G.dLV-B : La très grande différence qu’on observe entre il y a un an et aujourd’hui, c’est que jusqu’à il y a un an, quand on allait expliquer ce qu’on faisait à des interlocuteurs, que ce soient des entreprises ou des municipalités par exemple, ils étaient la plupart du temps dans le déni. La solitude est un truc qui fait peur. Soit pour soi-même, soit pour son environnement. Beaucoup de personnes nous disaient : « C’est très bien ce que vous faites. Moi, je n’en ai pas besoin, à titre personnel ou en tant qu’outil pour mon entreprise, mais j’en connais plein qui en ont besoin. C’est super ! Continuez ». Un an plus tard, on ne peut plus faire l’impasse sur la solitude, sur l’isolement.
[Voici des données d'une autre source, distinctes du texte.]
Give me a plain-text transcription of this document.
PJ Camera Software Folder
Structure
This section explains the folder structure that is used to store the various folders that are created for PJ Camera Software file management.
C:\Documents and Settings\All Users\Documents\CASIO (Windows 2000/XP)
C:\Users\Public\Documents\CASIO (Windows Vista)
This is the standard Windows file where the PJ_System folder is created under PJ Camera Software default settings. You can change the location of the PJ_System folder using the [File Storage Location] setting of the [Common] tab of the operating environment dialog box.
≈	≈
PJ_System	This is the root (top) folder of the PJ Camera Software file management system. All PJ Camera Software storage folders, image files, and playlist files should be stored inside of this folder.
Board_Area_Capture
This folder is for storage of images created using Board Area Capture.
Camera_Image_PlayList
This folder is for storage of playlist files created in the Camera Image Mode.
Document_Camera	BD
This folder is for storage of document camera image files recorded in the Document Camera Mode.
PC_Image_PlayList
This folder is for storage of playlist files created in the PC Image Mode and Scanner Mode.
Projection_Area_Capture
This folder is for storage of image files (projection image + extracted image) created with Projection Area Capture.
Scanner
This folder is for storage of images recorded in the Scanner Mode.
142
Il y a eu mille histoires qui sont sorties dans les médias sur le fait que les jeunes, notamment les étudiants, se sentaient très seuls, très isolés, en cette période. OpenBubble est un élément de réponse à ce sentiment de solitude. C’est un outil parmi d’autres, mais un outil qui fonctionne. On a des stats là-dessus, nous aidons les personnes qui ont envie de communiquer avec d’autres à le faire simplement, et à se sentir moins seules. À l’origine, OpenBubble, c’était des rencontres autour d’un café, dans la vraie vie. On a développé OpenBubble.online à partir d’avril 2020, pour que les gens continuent à pouvoir se parler à travers Internet, toujours avec la philosophie OpenBubble. On attend avec impatience, comme l’immense majorité des gens, que les bars et les lieux publics rouvrent. Et nous permettrons alors à ceux qui se sentent, un petit peu, timides, à ceux qui se sentent introvertis, à participer à cette grande fête, à laquelle on va tous jouer quand on aura le droit de se retrouver. Et ce, en France comme partout dans le monde.